The isolation of spatial patterning modes in a mathematical model of juxtacrine cell signalling.

Juxtacrine signalling mechanisms are known to be crucial in tissue and organ development, leading to spatial patterns in gene expression. We investigate the patterning behaviour of a discrete model of juxtacrine cell signalling due to Owen & Sherratt (1998, Mathematical modelling of juxtacrine cell signalling. Math. Biosci., 153, 125-150) in which ligand molecules, unoccupied receptors and bound ligand-receptor complexes are modelled. Feedback between the ligand and receptor production and the level of bound receptors is incorporated.
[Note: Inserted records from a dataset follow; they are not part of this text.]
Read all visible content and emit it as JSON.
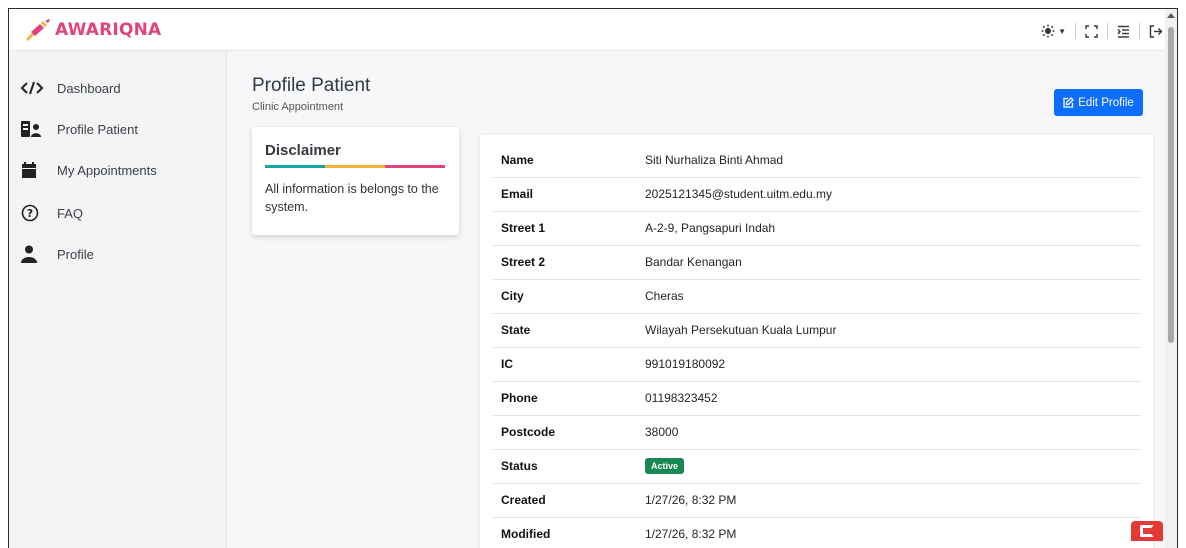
{
  "brand": {
    "name": "AWARIQNA",
    "color": "#e2437c"
  },
  "sidebar": {
    "items": [
      {
        "label": "Dashboard",
        "icon": "code-icon"
      },
      {
        "label": "Profile Patient",
        "icon": "id-card-icon"
      },
      {
        "label": "My Appointments",
        "icon": "calendar-icon"
      },
      {
        "label": "FAQ",
        "icon": "question-circle-icon"
      },
      {
        "label": "Profile",
        "icon": "user-icon"
      }
    ]
  },
  "header": {
    "title": "Profile Patient",
    "subtitle": "Clinic Appointment",
    "edit_label": "Edit Profile"
  },
  "disclaimer": {
    "title": "Disclaimer",
    "text": "All information is belongs to the system.",
    "bar_colors": [
      "#1aa3a3",
      "#f2b33d",
      "#e2437c"
    ]
  },
  "profile": {
    "rows": [
      {
        "key": "Name",
        "value": "Siti Nurhaliza Binti Ahmad"
      },
      {
        "key": "Email",
        "value": "2025121345@student.uitm.edu.my"
      },
      {
        "key": "Street 1",
        "value": "A-2-9, Pangsapuri Indah"
      },
      {
        "key": "Street 2",
        "value": "Bandar Kenangan"
      },
      {
        "key": "City",
        "value": "Cheras"
      },
      {
        "key": "State",
        "value": "Wilayah Persekutuan Kuala Lumpur"
      },
      {
        "key": "IC",
        "value": "991019180092"
      },
      {
        "key": "Phone",
        "value": "01198323452"
      },
      {
        "key": "Postcode",
        "value": "38000"
      },
      {
        "key": "Status",
        "value": "Active",
        "badge_color": "#198754"
      },
      {
        "key": "Created",
        "value": "1/27/26, 8:32 PM"
      },
      {
        "key": "Modified",
        "value": "1/27/26, 8:32 PM"
      }
    ]
  },
  "accent": "#0d6efd"
}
By isolating two parameters associated with the feedback strength and employing numerical simulation, linear stability and bifurcation analysis, the pattern-forming behaviour of the model is analysed under regimes corresponding to lateral inhibition and induction. Linear analysis of this model fails to capture the patterning behaviour exhibited in numerical simulations. Via bifurcation analysis, we show that since the majority of periodic patterns fold subcritically from the homogeneous steady state, a wide variety of stable patterns exists at a given parameter set, providing an explanation for this failure. The dominant pattern is isolated via numerical simulation. Additionally, by sampling patterns of non-integer wavelength on a discrete mesh, we highlight a disparity between the continuous and discrete representations of signalling mechanisms: in the continuous case, patterns of arbitrary wavelength are possible, while sampling such patterns on a discrete mesh leads to longer wavelength harmonics being selected where the wavelength is rational; in the irrational case, the resulting aperiodic patterns exhibit 'local periodicity', being constructed from distorted stable shorter wavelength patterns. This feature is consistent with experimentally observed patterns, which typically display approximate short-range periodicity with defects.